Répondre à cette question, c’est tenter de définir ce qui constitue le cœur de la culture israélienne. Né à Tel-Aviv en 1939, Einstein appartient à la « génération de l’Etat », celle des sabras qui n’ont pas connu l’exil. Son père faisait partie du théâtre Ohel, troupe d’inspiration socialiste fondée en 1925 (dont un des plus grands succès fut l’interprétation du « Brave Soldat Schweik »). La carrière musicale d’Arik Einstein est impressionnante : sa discographie s’étend du début des années 1960 à la fin des années 2000, soit un demi-siècle de création et d’interprétation musicale (outre sa carrière d’acteur).

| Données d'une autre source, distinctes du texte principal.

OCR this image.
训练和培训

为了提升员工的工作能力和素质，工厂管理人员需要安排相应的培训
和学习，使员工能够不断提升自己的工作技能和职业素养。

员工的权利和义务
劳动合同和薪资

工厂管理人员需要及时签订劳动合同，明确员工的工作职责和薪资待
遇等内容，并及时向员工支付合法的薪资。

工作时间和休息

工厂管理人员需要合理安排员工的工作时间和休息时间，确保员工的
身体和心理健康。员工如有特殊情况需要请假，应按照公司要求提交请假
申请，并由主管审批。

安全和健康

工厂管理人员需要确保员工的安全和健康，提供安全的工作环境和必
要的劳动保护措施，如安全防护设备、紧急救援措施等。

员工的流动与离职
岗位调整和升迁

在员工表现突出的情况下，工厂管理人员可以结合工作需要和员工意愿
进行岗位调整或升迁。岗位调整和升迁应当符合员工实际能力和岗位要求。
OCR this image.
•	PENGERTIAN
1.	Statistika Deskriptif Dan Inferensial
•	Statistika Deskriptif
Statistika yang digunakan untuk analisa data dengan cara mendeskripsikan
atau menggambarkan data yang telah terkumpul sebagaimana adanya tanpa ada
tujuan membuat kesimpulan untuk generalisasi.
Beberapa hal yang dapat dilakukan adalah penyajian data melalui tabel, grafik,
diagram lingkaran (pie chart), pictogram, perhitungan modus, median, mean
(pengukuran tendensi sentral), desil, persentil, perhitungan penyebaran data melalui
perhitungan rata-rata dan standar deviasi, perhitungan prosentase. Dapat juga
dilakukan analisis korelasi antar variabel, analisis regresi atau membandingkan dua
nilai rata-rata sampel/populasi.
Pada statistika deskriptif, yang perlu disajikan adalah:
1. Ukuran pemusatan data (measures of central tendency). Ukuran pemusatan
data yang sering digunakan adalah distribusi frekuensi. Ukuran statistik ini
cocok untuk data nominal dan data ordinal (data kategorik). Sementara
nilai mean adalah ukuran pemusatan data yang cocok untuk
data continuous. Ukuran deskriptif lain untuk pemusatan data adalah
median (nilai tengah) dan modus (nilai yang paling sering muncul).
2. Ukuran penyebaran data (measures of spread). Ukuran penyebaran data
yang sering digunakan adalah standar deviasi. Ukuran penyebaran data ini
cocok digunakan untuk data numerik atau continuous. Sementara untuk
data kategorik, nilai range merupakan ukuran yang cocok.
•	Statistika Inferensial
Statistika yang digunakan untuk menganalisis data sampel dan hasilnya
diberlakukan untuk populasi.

Il est souvent considéré comme le fondateur du rock israélien (avec Shalom Hanoch) et comme celui dont l’œuvre a fait le lien entre les chansons hébraïques de l’époque d’avant l’Etat et la musique israélienne contemporaine. Mais dire que ses chansons figurent parmi les plus connues, et les plus jouées à la radio – jusqu’à ce jour, ce qui est remarquable pour un artiste de sa génération – ne suffit pas à décrire l’apport d’Einstein à la vie musicale et culturelle israélienne, et à la vie israélienne tout court.

185418.jpgArik Einstein et Uri Zohar (avant sa téchouva)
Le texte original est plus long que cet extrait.